An allen grossen Publikumsmessen von der West- bis in die Ostschweiz waren die Sektionen zum Teil mit neuen Konzepten sehr präsent. Diesem Engagement der Sektionen, sowie einzelner Mitglieder gilt ein besonderer Dank und mein grosser Respekt. Insbesondere die Muttersau mit ihren Ferkeln zogen die Besucher in ihren Bann. Gleichzeitig erzählten aktive Sauenhalter über Lautsprecher von ihrer täglichen Arbeit und Fürsorge rund um die Tiere. Dies beeindruckte die Besucher, weil es authentisch und ehrlich ankam. Es ist genau dieses Rezept das funktioniert, sei es in der Öffentlichkeit oder bei uns auf den Höfen.

 

Im letzten Herbst nahmen die Anmeldung für SuisSano massiv zu, so dass es zu einer Warteliste kam. Die ersten Auswertungen der Daten übertrafen die Erwartungen bezüglich der Datenqualität. Gleichzeitig kann auch schon ein Rückgang der eingesetzten Antibiotikamenge und der Einsatz von Reserveantibiotika gezeigt werden. Nun endlich haben wir verlässliche Zahlen und können unsere Erfolge mit Fakten belegen. Wir dürfen mit Stolz behaupten, mit der Qualität der Zahlen und einer zu erreichenden Abdeckung von über 95% aller Betriebe eine einzigartige Leistung erbracht zu haben, welche seines Gleichen sucht.

 

Die Höcks der Sektionen fanden grossen Anklang und sind ein wertvolles Element für den Austausch mit und unter unseren Mitgliedern.

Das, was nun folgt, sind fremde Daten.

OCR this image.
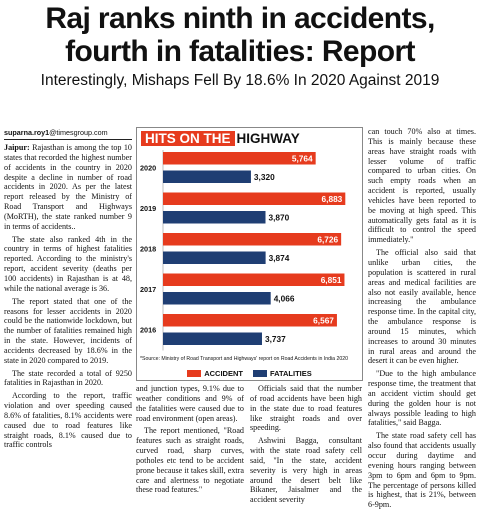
Raj ranks ninth in accidents,
fourth in fatalities: Report
Interestingly, Mishaps Fell By 18.6% In 2020 Against 2019
suparna.roy1@timesgroup.com

Jaipur: Rajasthan is among the top 10 states that recorded the highest number of accidents in the country in 2020 despite a decline in number of road accidents in 2020. As per the latest report released by the Ministry of Road Transport and Highways (MoRTH), the state ranked number 9 in terms of accidents..

The state also ranked 4th in the country in terms of highest fatalities reported. According to the ministry's report, accident severity (deaths per 100 accidents) in Rajasthan is at 48, while the national average is 36.

The report stated that one of the reasons for lesser accidents in 2020 could be the nationwide lockdown, but the number of fatalities remained high in the state. However, incidents of accidents decreased by 18.6% in the state in 2020 compared to 2019.

The state recorded a total of 9250 fatalities in Rajasthan in 2020.

According to the report, traffic violation and over speeding caused 8.6% of fatalities, 8.1% accidents were caused due to road features like straight roads, 8.1% caused due to traffic controls

HITS ON THE HIGHWAY
2020
5,764
3,320
2019
6,883
3,870
2018
6,726
3,874
2017
6,851
4,066
2016
6,567
3,737
*Source: Ministry of Road Transport and Highways' report on Road Accidents in India 2020
ACCIDENT	FATALITIES

and junction types, 9.1% due to weather conditions and 9% of the fatalities were caused due to road environment (open areas).

The report mentioned, "Road features such as straight roads, curved road, sharp curves, potholes etc tend to be accident prone because it takes skill, extra care and alertness to negotiate these road features."

Officials said that the number of road accidents have been high in the state due to road features like straight roads and over speeding.

Ashwini Bagga, consultant with the state road safety cell said, "In the state, accident severity is very high in areas around the desert belt like Bikaner, Jaisalmer and the accident severity

can touch 70% also at times. This is mainly because these areas have straight roads with lesser volume of traffic compared to urban cities. On such empty roads when an accident is reported, usually vehicles have been reported to be moving at high speed. This automatically gets fatal as it is difficult to control the speed immediately."

The official also said that unlike urban cities, the population is scattered in rural areas and medical facilities are also not easily available, hence increasing the ambulance response time. In the capital city, the ambulance response is around 15 minutes, which increases to around 30 minutes in rural areas and around the desert it can be even higher.

"Due to the high ambulance response time, the treatment that an accident victim should get during the golden hour is not always possible leading to high fatalities," said Bagga.

The state road safety cell has also found that accidents usually occur during daytime and evening hours ranging between 3pm to 6pm and 6pm to 9pm. The percentage of persons killed is highest, that is 21%, between 6-9pm.
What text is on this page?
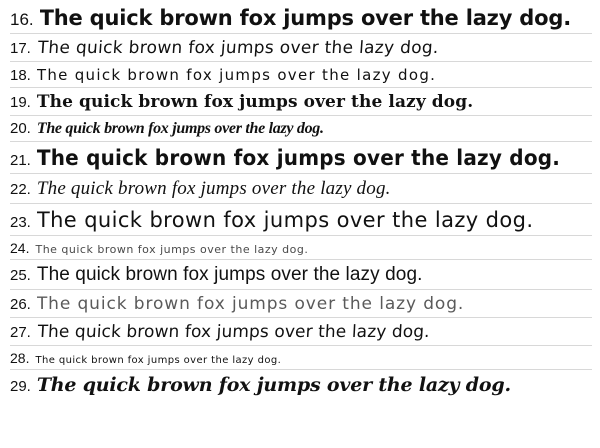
16. The quick brown fox jumps over the lazy dog.
17. The quick brown fox jumps over the lazy dog.
18. The quick brown fox jumps over the lazy dog.
19. The quick brown fox jumps over the lazy dog.
20. The quick brown fox jumps over the lazy dog.
21. The quick brown fox jumps over the lazy dog.
22. The quick brown fox jumps over the lazy dog.
23. The quick brown fox jumps over the lazy dog.
24. The quick brown fox jumps over the lazy dog.
25. The quick brown fox jumps over the lazy dog.
26. The quick brown fox jumps over the lazy dog.
27. The quick brown fox jumps over the lazy dog.
28. The quick brown fox jumps over the lazy dog.
29. The quick brown fox jumps over the lazy dog.
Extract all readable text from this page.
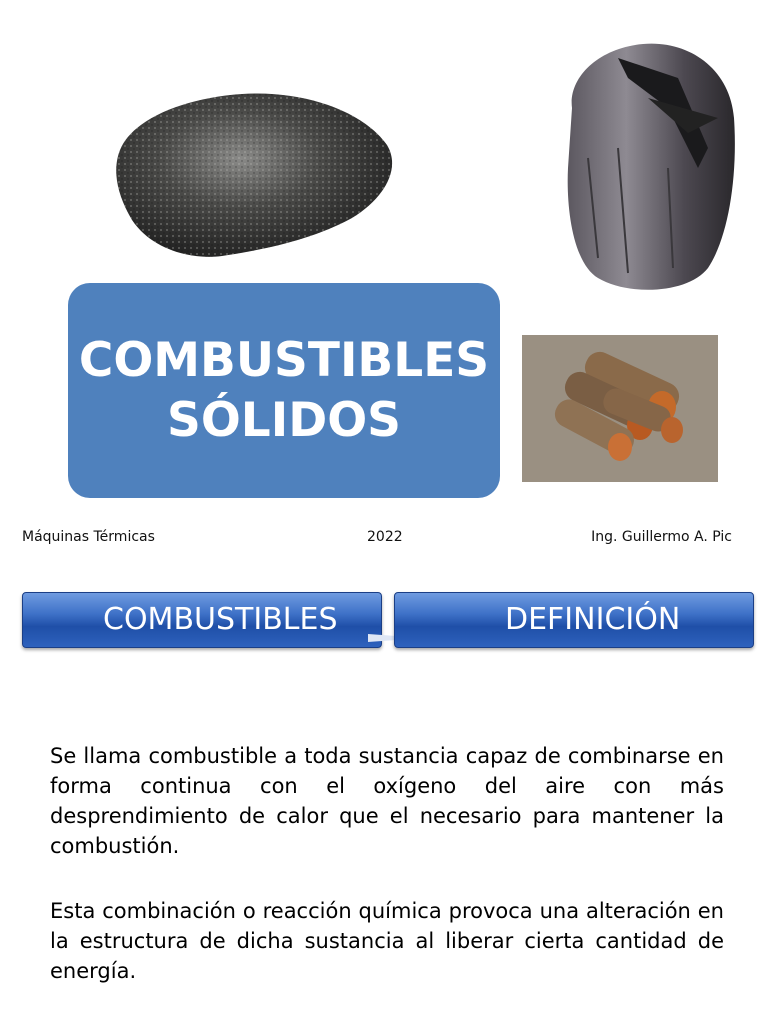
COMBUSTIBLES
SÓLIDOS
Máquinas Térmicas	2022	Ing. Guillermo A. Pic
COMBUSTIBLES	DEFINICIÓN
Se llama combustible a toda sustancia capaz de combinarse en forma continua con el oxígeno del aire con más desprendimiento de calor que el necesario para mantener la combustión.
Esta combinación o reacción química provoca una alteración en la estructura de dicha sustancia al liberar cierta cantidad de energía.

Über die Sektionen werden die Anliegen der Mitglieder aufgenommen und in den Zentralvorstand getragen. Ich erlebte die Arbeit des Zentralvorstandes als sehr aktiv und konstruktiv. In einem intensiven Prozess erarbeitete dieser eine Eignerstrategie, welche das Verhältnis zur SUISAG regelt. Einen speziellen Dank gebührt der Geschäftsleitung, den Mitarbeitern und dem Verwaltungspräsidenten der SUISAG für die angenehme Zusammenarbeit. Gemeinsam sind wir dem Wohl unserer Schweizer Schweinehalter verpflichtet.

 

Adrian Schütz war als stellvertretender Geschäftsführer durch den krankheitsbedingten Ausfall von Felix Grob speziell gefordert und machte mit Raphael Helfenstein zusammen einen hervorragenden Job auf der Geschäftsstelle. Die beiden sind eine wertvolle Unterstützung, die Geschäftsstelle ist in guten Händen, danke euch Beiden! Dank gebührt den beiden Vizepräsidenten und den Mitgliedern des Zentralvorstandes, welche eine grosse Stütze sind. Ich sage Dank unserer treuen Übersetzerin Fanny Emmenegger und den langjährigen Rechtsberatern Köbi Huber und Jürg Niklaus. Unseren Geschäftsführer Felix Grob traf nach seinen zwei grossen Operationen, ein schwerer gesundheitlicher Rückschlag. Ich wünsche ihm an dieser Stelle gute Besserung und freue mich, wenn wir ab Mai wieder auf seine Unterstützung und Zusammenarbeit zählen dürfen.

 

Ich wünsche euch und euren Familien viel Ausdauer und gutes Gelingen in der täglichen Arbeit, sowie Freude und Glück in Haus und Hof!